Sizden birinize ölüm gelip çattığı zaman, eğer geride bir hayır bırakmışsa, anaya, babaya ve yakın akrabaya bilinen (uygun, meşru) bir tarzda vasiyette bulunması -Allah'a karşı gelmekten sakınanlara bir hak olarak- size yazıldı (farz kılındı).
Birinize ölüm geldiği vakit, bir mal bırakacaksa, babası, annesi ve en yakın akrabası için meşru bir biçimde vasiyette bulunması, Allah'a karşı gelmekten sakınanlar üzerine yapılması gerekli bir hak olarak üzerinize yazıldı.
Herhangi birinize ölüm yaklaştığında, eğer arkasında yeterli bir servet bırakıyorsa, ebeveynine ve (diğer) yakın akrabalarına uygun şekilde vasiyette bulunmak size farz kılındı: Bu, Allah'a karşı sorumluluk bilincini duyanlar için bir yükümlülüktür.
Sizden birinize ölüm gelip çattığı zaman, eğer geride bir hayır (mal) bırakmışsa, anaya, babaya ve yakın akrabaya meşru bir tarzda vasiyette bulunması -Allah'a karşı gelmekten sakınanlar üzerinde bir hak olarak- size farz kılındı.
Birinize ölüm geldiği vakit bir hayır -bir mal- bırakacaksa, babası ve anası ve en yakın akrıbası için meşru bir surette vasıyyet etmek müttekiler üzerine icrası vacib bir hak olarak üzerinize yazıldı
Birinize ölüm geldiği zaman, eğer bir hayır (mal) bırakacaksa, anaya, babaya, yakınlara uygun bir biçimde vasiyyet etmek, korunanlar üzerine bir borçtur.
Sizden birine ölüm gelip çattığı zaman, eğer geride bir hayır bırakmışsa, anaya, babaya ve yakın akrabaya bilinen (uygun, meşru) bir tarzda vasiyette bulunması - Tanrı'ya karşı gelmekten sakınanlara bir hak olarak - size yazıldı.
Sizden birinize ölüm gelib çatdığı vakit eğer mal bırakacaksa anaya, babaya, yakın akrabaya meşru' bir suretde vasıyyetde bulunmak takvaa sahihleri üzerinde bir hak olarak farzedildi.
Sizden birinize ölüm geldiği zaman; eğer bir hayır bırakacaksa; anaya, babaya, yakın akrabaya, ma'ruf şekilde vasiyette bulunması farz kılındı. Bu, takva sahibleri üzerinde bir haktır.
Sizden birinize ölüm geldiği zaman, eğer bir mal bırakacaksa; anaya, babaya, yakınlara uygun bir biçimde vasiyet etmek, muttakiler üzerine bir borç olarak yazıldı.
Sizden öleceğini hisseden herhangi biriniz, geriye mal bırakacaksa; Annesi, babası ve akrabaları için, münasip bir tarzda vasiyet etmesi size farz kılındı. Bu, haksızlık yapmaktan korunan takvalılar üzerine borçtur.
Birinize ölüm yaklaştığında eğer bir hayır (miras - mal) bırakacaksa, ana-babası veya akrabaları için vasiyet etsin.
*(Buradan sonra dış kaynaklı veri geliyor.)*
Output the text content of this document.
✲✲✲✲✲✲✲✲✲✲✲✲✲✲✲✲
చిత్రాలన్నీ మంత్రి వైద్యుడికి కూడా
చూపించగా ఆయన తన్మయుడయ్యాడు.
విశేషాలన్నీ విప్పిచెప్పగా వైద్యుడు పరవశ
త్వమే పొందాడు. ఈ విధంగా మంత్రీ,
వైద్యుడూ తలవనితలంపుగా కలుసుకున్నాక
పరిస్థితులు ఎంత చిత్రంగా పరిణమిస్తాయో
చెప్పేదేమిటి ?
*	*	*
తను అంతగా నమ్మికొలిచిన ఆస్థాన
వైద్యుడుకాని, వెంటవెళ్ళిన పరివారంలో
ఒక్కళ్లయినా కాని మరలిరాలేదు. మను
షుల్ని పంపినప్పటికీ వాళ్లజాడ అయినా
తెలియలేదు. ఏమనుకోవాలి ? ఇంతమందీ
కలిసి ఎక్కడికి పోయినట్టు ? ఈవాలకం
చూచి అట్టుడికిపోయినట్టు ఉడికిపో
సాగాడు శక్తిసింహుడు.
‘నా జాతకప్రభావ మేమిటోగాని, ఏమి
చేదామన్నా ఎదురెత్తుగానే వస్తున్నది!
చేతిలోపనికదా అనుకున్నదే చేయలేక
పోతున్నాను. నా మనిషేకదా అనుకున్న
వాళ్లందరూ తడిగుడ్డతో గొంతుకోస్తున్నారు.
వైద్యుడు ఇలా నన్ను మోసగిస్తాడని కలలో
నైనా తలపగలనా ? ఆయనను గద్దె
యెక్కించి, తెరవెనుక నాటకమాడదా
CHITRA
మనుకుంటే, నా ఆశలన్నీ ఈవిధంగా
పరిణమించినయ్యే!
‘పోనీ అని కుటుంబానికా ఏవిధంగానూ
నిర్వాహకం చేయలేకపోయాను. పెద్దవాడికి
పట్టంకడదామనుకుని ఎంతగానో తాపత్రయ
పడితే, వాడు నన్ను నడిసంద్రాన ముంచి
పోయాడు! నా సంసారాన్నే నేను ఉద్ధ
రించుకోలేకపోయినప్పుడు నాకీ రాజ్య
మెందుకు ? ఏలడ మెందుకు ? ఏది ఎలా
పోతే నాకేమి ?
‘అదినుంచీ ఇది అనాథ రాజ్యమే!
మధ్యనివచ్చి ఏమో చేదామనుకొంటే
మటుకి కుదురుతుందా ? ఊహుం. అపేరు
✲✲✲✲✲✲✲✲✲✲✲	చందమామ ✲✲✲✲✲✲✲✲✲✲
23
Bu korunmak isteyenler için bir haktır!
Sizden birine ölüm yaklaştığında, bir mal bırakacaksa anaya babaya, yakınlara, uygun bir biçimde vasiyet etmesi farz kılındı. Bu, erdemliler için bir görevdir.
Birinize ölüm geldiği zaman; eğer geride bir hayır* bırakıyorsa, anneye, babaya, yakın akrabaya örfe uygun bir şekilde vasiyette bulunmak, muttakilerin* üzerine bir hak olarak yazıldı.*
It is decreed for you that if death should come to any of you, that it is best if he leaves a will for his family and relatives out of goodness; this is a truth for the righteous.
Prescribed for you when death is present with one of you, if he leaves wealth: the bequest to parents and relatives according to what is fitting is binding upon those of prudent fear.
It is prescribed for you, when death approaches one of you and if he has some goods to leave, to make a will in favour of his parents and relatives, correctly and fairly: a duty for all those who have taqwa.
It is decreed that when death approaches, you shall write a will for the benefit of the parents and relatives, equitably. This is a duty upon the righteous.
It is decreed for you that if death should come to any of you, that it is best if he leaves a will for his family and relatives out of goodness; this is a truth for the righteous.
It is decreed for you that if death should come to any of you, that it is best if he/she leaves a property, then a will should be for parents and relatives, according to recognized norms. This is due right for the righteous.